Zone One
by Colson Whitehead
Hardcover, 259 pages
Published October 18th 2011
The story arc of Zone One is a glimpse into the life of one Mark Spitz, zombie-apocalypse survivor cum military seek-and-destroy grunt, enlisted in the effort to reclaim Manhattan from the hordes of undead, commonly known as ‘skels’. But rather than follow Mark’s exploits from the before times until present in a linear fashion, Whitehead chooses to focus on only three days of Mark’s life and illustrate years of his backstory through flashbacks and digressions. Whitehead pursues these diversions at every opportunity, often delving several layers deep into Spitz’s past. In one case, for example, a zombie’s (pardon, skel’s) broken teeth trigger a page-and-a-half reminiscence about a rotting pier seen from one of Spitz’s missions.
Combine this wayward style of storytelling with Whitehead’s relentless abuse of his thesaurus, and eventually the reader becomes hopelessly lost, tangled in a wilderness of words and seeking, yearning to get back to the story. After sixty pages, Whitehead manages to move his protagonist out of the first scene. Ah, now this must be where it picks up. Sadly, this is not the case.
Whitehead’s penchant for prose thunders on, and at some point near the middle of the book, every enumerated style, injury, hairstyle and socio-economic status of every individual thing, inanimate, living or undead, took on the nasal quality of Eric Idle’s ‘Mr. Smoketoomuch’ from Monty Python’s travel agent sketch. I awaited the arrival of the undead adenoidal typists and greengrocers from Luton.
Forward narrative momentum is not achieved until page 228 (of 259 pages; 88% of the book, by my math), when the story finally hits a pace similar to that of a typical novel.

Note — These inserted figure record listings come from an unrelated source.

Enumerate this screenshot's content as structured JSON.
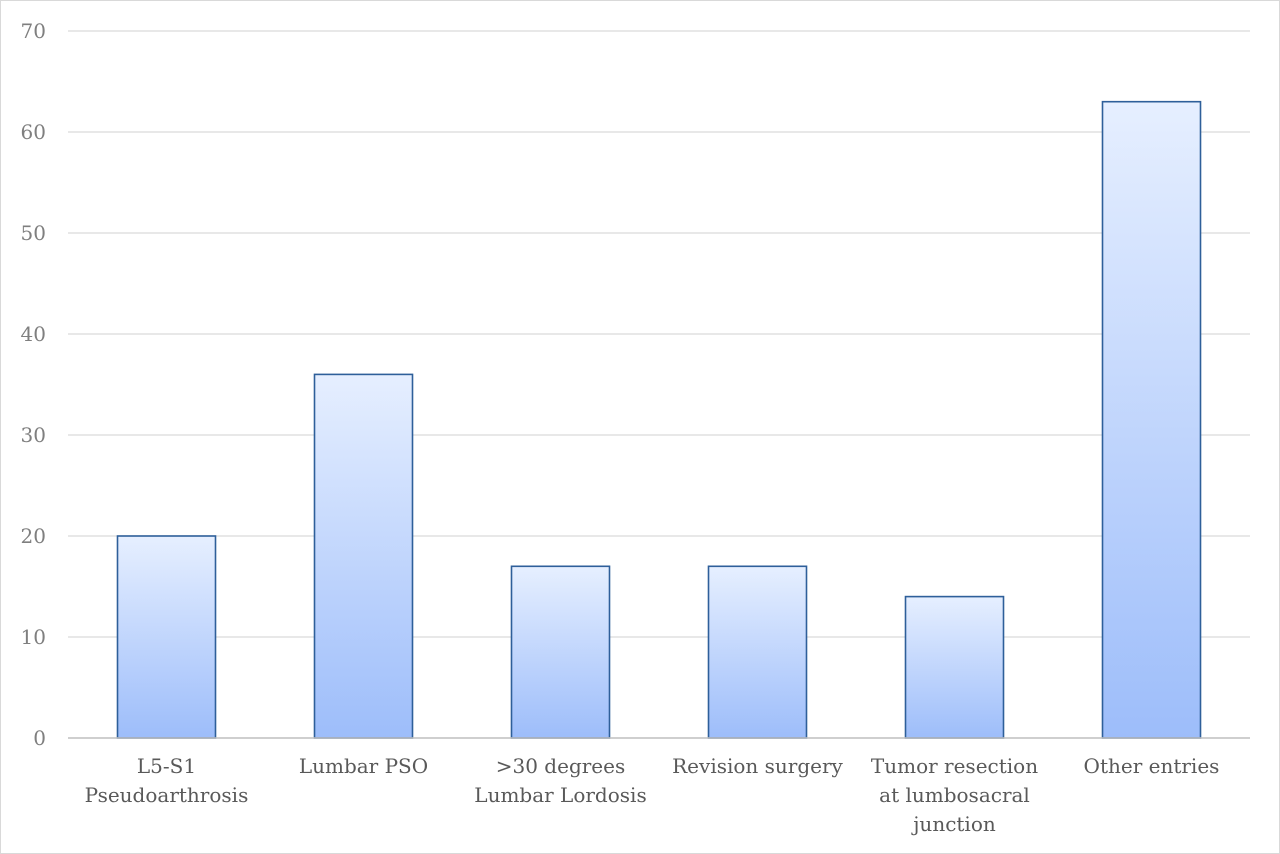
{
  "chart_data": {
    "type": "bar",
    "title": "",
    "xlabel": "",
    "ylabel": "",
    "categories": [
      [
        "L5-S1",
        "Pseudoarthrosis"
      ],
      [
        "Lumbar PSO"
      ],
      [
        ">30 degrees",
        "Lumbar Lordosis"
      ],
      [
        "Revision surgery"
      ],
      [
        "Tumor resection",
        "at lumbosacral",
        "junction"
      ],
      [
        "Other entries"
      ]
    ],
    "values": [
      20,
      36,
      17,
      17,
      14,
      63
    ],
    "ylim": [
      0,
      70
    ],
    "yticks": [
      0,
      10,
      20,
      30,
      40,
      50,
      60,
      70
    ],
    "grid": true,
    "legend": "none",
    "colors": {
      "bar_top": "#e6efff",
      "bar_bottom": "#9dbdfa",
      "bar_stroke": "#2e5f9a",
      "grid": "#d9d9d9",
      "axis": "#bfbfbf"
    }
  }
}
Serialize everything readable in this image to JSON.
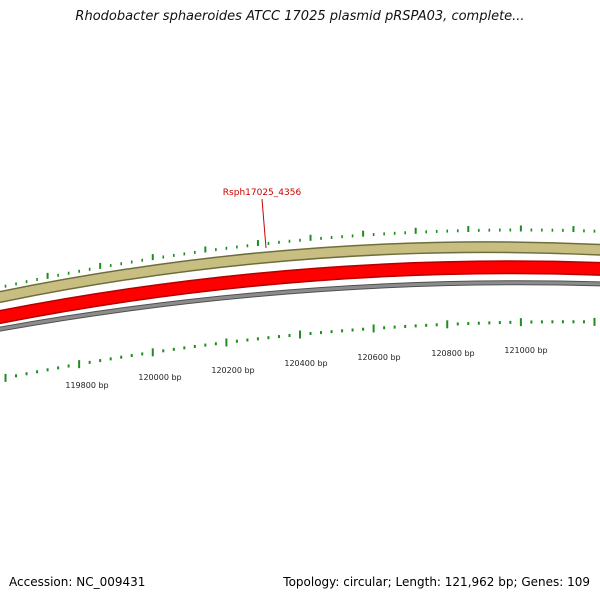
{
  "title": "Rhodobacter sphaeroides ATCC 17025 plasmid pRSPA03, complete...",
  "footer": {
    "accession": "Accession: NC_009431",
    "topology": "Topology: circular; Length: 121,962 bp; Genes: 109"
  },
  "gene_label": "Rsph17025_4356",
  "ticks": [
    "119800 bp",
    "120000 bp",
    "120200 bp",
    "120400 bp",
    "120600 bp",
    "120800 bp",
    "121000 bp"
  ],
  "colors": {
    "outer_track": "#c8be82",
    "outer_track_edge": "#6e6e3c",
    "gene_track": "#ff0000",
    "gene_track_edge": "#b40000",
    "backbone": "#8c8c8c",
    "backbone_edge": "#505050",
    "gc_marks": "#1e8c1e",
    "gene_label": "#cc0000"
  }
}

But by this stage of the game, the outcome is obvious, both by the events of the plot and the dwindling number of pages.
Slogging through Zone One is not without its merits. Whitehead’s obvious skill at translating people-watching into words is much in evidence. Of greater interest to aficionados of the post-apocalyptic genre is Whitehead’s take on the rebuilding phase of the apocalypse. While still couched in familiar tropes, he moves the traditional narrative beyond the hard-scrabble struggle for survival, with the re-establishment of ‘government’ and all its requisite bureaucracy. Overall, though, much the same effect could have been achieved in a short-story and spared us 200+ pages of self-indulgent, adjectival fancy.
Zone One is the literary equivalent of a visit to New York’s (zombie-themed) Rockefeller Christmas tree, but rather than standing back to admire it and move on, Colson Whitehead insists on taking you on a guided-tour up into the tree itself. Initially this sounds like a grand idea, but soon your over-zealous guide is leading you down every divergent branch and describing each, individual ornament in his own lavish style. You yearn to climb higher, to break the glacial pace, but your resolute guide will not stray from his itinerary, will not pass by even a single branch. Not until the foliage begins to thin does he makes a final push to the summit and what turns out to be a singularly underwhelming view. For Whitehead, the journey is clearly far more important than the destination.